Безработица среди молодежи – эндемический недуг в наших широтах, в то время он свирепствовал точно так же, как сегодня, не больше и не меньше. Предполагалось, что излечить его в короткий срок сможет новый Закон о равных возможностях, в частности при помощи КПН[21]21
Закон о контракте первого найма (CPE) вступил в силу в апреле 2006 года. Он давал работодателям право увольнять без объяснения причин молодых сотрудников. Предполагалось, что закон повысит мобильность на рынке труда. В результате массовых акций протеста он был отменен.

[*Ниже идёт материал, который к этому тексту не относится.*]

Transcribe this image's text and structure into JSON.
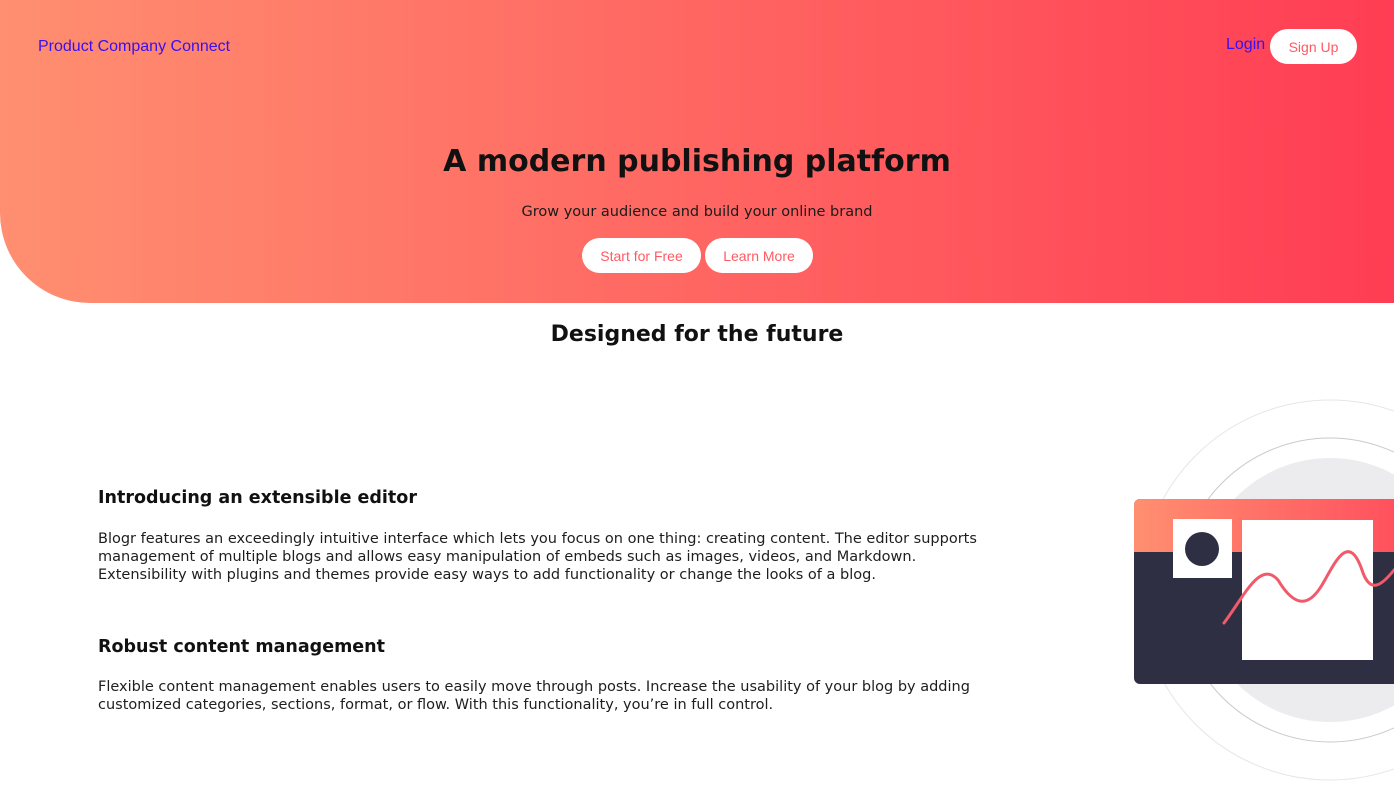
{
  "header": {
    "brand": "Product Company Connect",
    "login": "Login",
    "signup": "Sign Up"
  },
  "hero": {
    "title": "A modern publishing platform",
    "subtitle": "Grow your audience and build your online brand",
    "start_button": "Start for Free",
    "learn_button": "Learn More"
  },
  "section": {
    "title": "Designed for the future",
    "features": [
      {
        "title": "Introducing an extensible editor",
        "body": "Blogr features an exceedingly intuitive interface which lets you focus on one thing: creating content. The editor supports management of multiple blogs and allows easy manipulation of embeds such as images, videos, and Markdown. Extensibility with plugins and themes provide easy ways to add functionality or change the looks of a blog."
      },
      {
        "title": "Robust content management",
        "body": "Flexible content management enables users to easily move through posts. Increase the usability of your blog by adding customized categories, sections, format, or flow. With this functionality, you’re in full control."
      }
    ]
  },
  "colors": {
    "gradient_start": "#ff8f70",
    "gradient_end": "#ff3d54",
    "link": "#3a0ff0",
    "button_text": "#ff5a64",
    "illustration_dark": "#2e2f42"
  },
  "icons": {
    "illustration": "editor-illustration"
  }
}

[Закрыть], чудодейственного изобретения, аббревиатура которого имела несколько расшифровок: для правительства – Контракт первого найма; для оппозиции – Коррупция – Произвол – Нищета; для молодежи – Кампания против нас. Молодежный бунт поначалу кипел на улицах, но вскоре перекинулся в аудитории: на каждом углу устраивали генеральные ассамблеи, принимали резолюции против цензуры, громоздили перед дверями столы и стулья (что пышно именовалось “строить баррикады”). Почти все университеты были парализованы. Пикардийский не исключение, все его корпуса, как в пригороде, так и в центре, превратились в бастионы студенческих волнений.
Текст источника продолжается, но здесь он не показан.